Here’s a handy service that allows you to follow a Mastodon account that updates when a new podcast episode is released from any podcast you like.

Front-end development’s identity crisis - Elly Loel

I know how to do full-stack development, not because I wanted to but because I had to.

Grim, but true. I know quite a few extremely talented front-end developers who have been forced out of the field because of what’s described here.

There is no choice anymore, I can’t escape it. React is so pervasive that almost every job is using it. On the rare occasion that they’re not using it, they’re using something like it.

The quiet, pervasive devaluation of frontend - Josh Collinsworth blog

It’s like CSS exists in some bizarre quantum state; somehow both too complex to use, yet too simple to take seriously, all at once.

In many ways, CSS has greater impact than any other language on a user’s experience, which often directly influences success. Why, then, is its role so belittled?
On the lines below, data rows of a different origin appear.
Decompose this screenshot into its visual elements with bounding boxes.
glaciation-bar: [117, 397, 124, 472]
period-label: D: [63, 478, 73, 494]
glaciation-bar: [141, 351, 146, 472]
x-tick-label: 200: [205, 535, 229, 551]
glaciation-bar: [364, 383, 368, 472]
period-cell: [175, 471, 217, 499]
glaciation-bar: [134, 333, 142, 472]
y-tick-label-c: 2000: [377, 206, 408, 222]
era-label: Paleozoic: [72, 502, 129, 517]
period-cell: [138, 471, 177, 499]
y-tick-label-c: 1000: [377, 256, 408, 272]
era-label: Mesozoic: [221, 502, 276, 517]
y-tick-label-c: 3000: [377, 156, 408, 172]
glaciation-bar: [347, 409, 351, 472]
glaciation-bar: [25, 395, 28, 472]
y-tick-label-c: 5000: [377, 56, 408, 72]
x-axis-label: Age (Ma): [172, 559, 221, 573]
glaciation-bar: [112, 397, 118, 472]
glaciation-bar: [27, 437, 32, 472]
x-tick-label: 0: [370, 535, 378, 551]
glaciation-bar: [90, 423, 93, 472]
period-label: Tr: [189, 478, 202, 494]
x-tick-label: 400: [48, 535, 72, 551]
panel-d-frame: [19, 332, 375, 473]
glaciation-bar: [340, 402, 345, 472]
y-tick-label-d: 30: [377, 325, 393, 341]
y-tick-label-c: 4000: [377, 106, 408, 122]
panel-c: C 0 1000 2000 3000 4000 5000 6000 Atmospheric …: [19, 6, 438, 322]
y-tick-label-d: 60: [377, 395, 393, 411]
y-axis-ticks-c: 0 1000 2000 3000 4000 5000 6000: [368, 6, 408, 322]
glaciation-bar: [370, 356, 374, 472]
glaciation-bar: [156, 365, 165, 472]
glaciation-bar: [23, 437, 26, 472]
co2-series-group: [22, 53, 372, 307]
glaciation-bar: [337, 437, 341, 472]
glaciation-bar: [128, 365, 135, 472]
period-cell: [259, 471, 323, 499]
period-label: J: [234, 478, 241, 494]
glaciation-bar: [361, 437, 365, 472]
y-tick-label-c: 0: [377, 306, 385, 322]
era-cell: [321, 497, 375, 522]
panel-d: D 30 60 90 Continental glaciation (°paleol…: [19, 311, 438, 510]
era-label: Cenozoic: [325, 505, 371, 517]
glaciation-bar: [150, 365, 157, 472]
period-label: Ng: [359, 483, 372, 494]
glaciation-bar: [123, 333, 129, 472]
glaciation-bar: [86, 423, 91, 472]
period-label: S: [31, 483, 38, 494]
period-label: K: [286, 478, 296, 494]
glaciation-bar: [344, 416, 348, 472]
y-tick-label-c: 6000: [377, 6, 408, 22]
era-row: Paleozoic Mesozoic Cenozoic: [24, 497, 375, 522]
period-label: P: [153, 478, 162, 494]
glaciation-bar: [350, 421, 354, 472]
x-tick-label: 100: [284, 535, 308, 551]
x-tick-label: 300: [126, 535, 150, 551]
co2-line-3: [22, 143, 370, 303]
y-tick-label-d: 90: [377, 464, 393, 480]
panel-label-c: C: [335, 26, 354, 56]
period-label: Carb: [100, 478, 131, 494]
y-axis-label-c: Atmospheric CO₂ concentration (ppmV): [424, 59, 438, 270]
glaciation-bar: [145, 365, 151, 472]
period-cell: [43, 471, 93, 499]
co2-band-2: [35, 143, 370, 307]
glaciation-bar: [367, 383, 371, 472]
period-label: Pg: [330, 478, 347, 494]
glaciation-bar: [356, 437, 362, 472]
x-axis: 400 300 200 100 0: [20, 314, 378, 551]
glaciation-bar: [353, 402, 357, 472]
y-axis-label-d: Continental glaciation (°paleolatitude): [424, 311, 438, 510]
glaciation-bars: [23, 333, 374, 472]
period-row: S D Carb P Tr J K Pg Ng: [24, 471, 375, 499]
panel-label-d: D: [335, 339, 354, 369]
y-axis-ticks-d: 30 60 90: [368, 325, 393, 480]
Writing CSS seems to be regarded much like taking notes in a meeting, complete with the implicit sexism and devaluation of the note taker’s importance in the room.

jgarber623/aria-collapsible: A dependency-free Web Component that generates progressively-enhanced collapsible regions using ARIA States and Properties.

This is a really lovely little HTML web component from Jason. It does just one thing—wires up a trigger button to toggle-able content, taking care of all the ARIA for you behind the scenes.

Creating Your Own Website

Building a website can seem difficult, but half the battle is just getting started! We wanted to put this guide together as an easy compilation of tutorials and places to learn exactly what you need to get started.

This is a really useful guide for beginners!

We hope this guide helps make everything feel more accessible to you, because it is! The internet belongs to all of us, so be sure to stake your claim in it.